In Illinois, an action against a lawyer "arising out of an act or omission in the performance of professional services" can't be brought more than 6 years after the act or omission occurred. 735 ILC 5/13-214.3.
But does the statute apply if the plaintiff is someone other than the client? The Illinois Supreme Court will soon answer that question in Evanston Insurance Co. v. Riseborough, the final new civil case added to the docket during the September term.
Evanston arises from an injury on a warehouse construction site. The defendants represented the general contractor. The general contractor's primary insurer filed a declaratory judgment action seeking a finding of no coverage, and each of the sub-contractors' insurers joined. Ultimately, all of the insurers joined in what's called a "Fund and Fight" Settlement -- essentially, the claimants are paid and the parties contributing to the settlement litigate policy and coverage defenses against each other. The defendants signed the Fund and Fight on behalf of the general contractor.
But the "Fund and Fight" settlement rapidly unraveled. First, the plaintiff insurer alleged that the general contractor's insurer had to exhaust its coverage before the plaintiff owed a dime. In response, the general contractor itself filed an affidavit stating that the defendant lawyers didn't have authority from their client to settle in the first place. The plaintiff insurer and the general contractor's insurer settled with each other, but then the general contractor's insurer went into liquidation, and their check bounced.
So the plaintiff insurer sued the defendants, the general contractor's lawyers, alleging that they didn't have authority to settle. The plaintiff purported to state claims for breach of the implied warranty of authority, fraudulent misrepresentation and negligent misrepresentation. The defendants moved to dismiss, arguing that the complaint was barred by the 6-year statute of repose under 735 ILCS 5/13-214.3. The trial court agreed and tossed the case out.
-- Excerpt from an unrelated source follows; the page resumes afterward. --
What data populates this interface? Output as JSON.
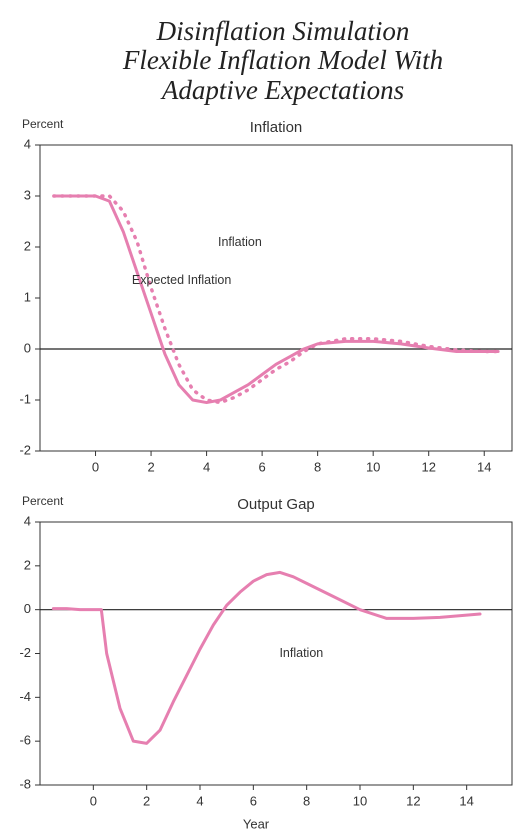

In several cases over the past two decades, courts in Illinois have narrowly interpreted Section 214.3, drawing a distinction between actions for professional negligence and third-party actions for other types of torts alleging breach of different duties. For example, in Bova v. U.S. Bank, N.A., the Federal district court refused to bar an action against defendants based on violation of the Illinois Consumer Fraud and Deceptive Business Practices Act. In Ganci v. Blauvelt, the defendant filed a third-party complaint against his deceased mother's attorney, alleging that the attorney shared culpability for the injuries sustained by the plaintiff children. Following Bova and Ganci, the Evanston Court reversed the Circuit Court, holding that the plaintiff's complaint sounded in negligent misrepresentation, not professional negligence, and was therefore not barred by the statute of repose.
We expect Evanston to be decided in the first half of next year.